Keys to Contending: Roster Depth | Disciples of Uecker

Disciples of Uecker

We'd like to go to the Playoffs, that would be cool.

As we saw with the Angels over the last two seasons and with the Nationals in 2013, it’s not merely enough to construct a center-heavy roster that wins the always-fun preseason World Series. There’s much more to it creating a winning team than that.

What do I mean? Well, for starters, all 43 of ESPN’s baseball experts predicted the Nationals would reach the postseason, 29 of them having the Nats in the World Series. When stars like Jayson Werth and Bryce Harper–the players that were expected to get Washington to the World Series–went down with injury, they couldn’t ever get in a groove or on base for that matter. From top-to-bottom there were simply too many holes in the lineup, rotation, defense, and bullpen.

Now this is by no means a “What went wrong with the 2013 Nationals” piece considering how I probably know as much as you do about that team, but what they exemplified is the difference that having roster depth makes between the good teams, the mediocre teams, and the bad teams. It’s one reason why the Athletics, Cardinals, and Rangers are in contention seemingly every year.

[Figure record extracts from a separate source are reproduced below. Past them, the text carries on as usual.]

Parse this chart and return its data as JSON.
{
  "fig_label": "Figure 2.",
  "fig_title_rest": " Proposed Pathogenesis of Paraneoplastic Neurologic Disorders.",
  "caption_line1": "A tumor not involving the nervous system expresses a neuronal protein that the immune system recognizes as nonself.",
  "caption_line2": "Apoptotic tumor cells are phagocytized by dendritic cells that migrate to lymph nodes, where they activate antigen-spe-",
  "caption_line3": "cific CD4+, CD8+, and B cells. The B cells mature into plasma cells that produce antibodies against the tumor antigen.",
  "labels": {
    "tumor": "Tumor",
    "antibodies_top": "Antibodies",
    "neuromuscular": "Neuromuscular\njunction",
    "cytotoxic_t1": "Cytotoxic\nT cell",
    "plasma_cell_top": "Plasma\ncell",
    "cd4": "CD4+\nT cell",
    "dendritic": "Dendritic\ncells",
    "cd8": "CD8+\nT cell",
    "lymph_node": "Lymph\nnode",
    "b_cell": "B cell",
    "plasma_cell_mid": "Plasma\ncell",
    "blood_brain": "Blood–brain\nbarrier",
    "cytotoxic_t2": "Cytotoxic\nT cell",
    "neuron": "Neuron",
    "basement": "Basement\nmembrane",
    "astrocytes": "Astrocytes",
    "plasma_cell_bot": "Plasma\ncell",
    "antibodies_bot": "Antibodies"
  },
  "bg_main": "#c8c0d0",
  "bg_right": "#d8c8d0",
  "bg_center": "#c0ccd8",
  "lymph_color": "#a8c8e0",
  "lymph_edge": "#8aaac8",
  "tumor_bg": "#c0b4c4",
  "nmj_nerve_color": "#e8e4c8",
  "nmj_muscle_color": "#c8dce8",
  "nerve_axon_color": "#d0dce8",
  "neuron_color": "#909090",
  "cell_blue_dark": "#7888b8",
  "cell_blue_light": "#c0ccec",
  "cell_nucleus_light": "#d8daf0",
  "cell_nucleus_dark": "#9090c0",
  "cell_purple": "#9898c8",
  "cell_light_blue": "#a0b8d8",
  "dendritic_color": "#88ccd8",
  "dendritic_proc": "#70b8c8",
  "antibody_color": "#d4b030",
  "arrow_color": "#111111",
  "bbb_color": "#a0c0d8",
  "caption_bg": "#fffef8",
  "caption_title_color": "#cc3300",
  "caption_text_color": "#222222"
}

We put a lot–probably too much–focus on the top tier of talent on a team and pay less attention to the middle and bottom thirds. Especially during the doldrums of the winter, one thing I’ve been susceptible to is attempting to figure out which players will make the Opening Day roster. Don’t get me wrong, though, having a strong core of elite players worth four, five, six wins each, is important. There’s a reason the Astros only won 51 games with Jason Castro as their best player. But as we saw with the Brewers last year, who came into the season with a core of Ryan Braun, Aramis Ramirez, Carlos Gomez, Jonathan Lucroy, and Rickie Weeks and ended with a core looking far different, the unpredictability of a 162-game season means that, most likely, you need more than that.

The wide consensus among Brewers fans is that the Cardinals are disliked, and I’m probably understating that notion for many. Why are they disliked? Because they’re good, simply put. And why are they good? They send multiple players to the All Star Game each year, Yadier Molina is the best catcher in baseball, and their talent at the top of their roster is as good as anyone’s. But how many times have their role players, prospects, rookies, and so on helped them win games? What may make them so easy to dislike is their consistent ability to have an elite starting rotation numerically, piece together a bullpen that is effective, and hit you to death at any point in the order. Simply put: They’re consistently successful because they compose a deep roster.

Let’s take a bit wider of a look at the Brewers roster as it stands now. One large question mark surrounding the current roster involves the fifth starter spot. Manager Ron Roenicke has gone on the record saying that, at the moment, Tyler Thornburg owns the role, but the Brewers traded away Norichika Aoki for southpaw Will Smith. Whichever player rounds out the rotation to begin the season is important, no doubt, but no team is able to rely on those five starters throughout the season. Filling out the five-man rotation is important because, if you can rely on those guys throughout the season, then odds are they’re all pitching well and staying healthy. But as we saw in 2013, it’s hard to rely on five starters, as 12 different pitchers toed the slab to open the game. Both Thornburg and Smith will start at some point in 2014 and get their fair share of innings. What they do with them may play a large part in the Brewers chances of contending, as well.

Same thing goes with Caleb Gindl and Logan Schafer in the outfield to go along with Juan Francisco, Sean Halton, and Jeff Bianchi (among others) in the infield. When the Brewers lost Ramirez and Braun repeatedly last season and Corey Hart never returned, their lineup fluctuated daily and featured multiple players without much experience. The Brewers weren’t deep enough (or good enough at the top, either, but  don’t say that, it detracts from the point at hand). On offense, in the rotation, or in the bullpen.

One sign of promise, however, was the team’s success in September last season. Milwaukee went 15-12 with the current starting four plus Thornburg, Jimmy Nelson, and Johnny Hellweg eating up most of the innings with a young bullpen getting the workload over veterans including Michael Gonzalez and Burke Badenhop, neither of whom is returning this season.

At first glance, this Brewers team doesn’t appear to be anything special at the top–though a lineup featuring Gomez, Braun, Ramirez, Lucroy, and Jean Segura is nothing to laugh at–but, all around, it’s a deeper team then the one last year. I’ll probably regret this, but I feel confident about all five starters, regardless of who rounds out the rotation. When John Axford‘s HR/FB rate did what what we were expecting it to do and he imploded as closer, the bullpen never truly had set roles. Now with Brandon Kintzler and Jim Henderson at the top, there are more options to fill out the rest.

If the Brewers plan to contend in 2014, it will have to be a full-team effort and not having Yuniesky Betancourt or Alex Gonzalez can only help. Right?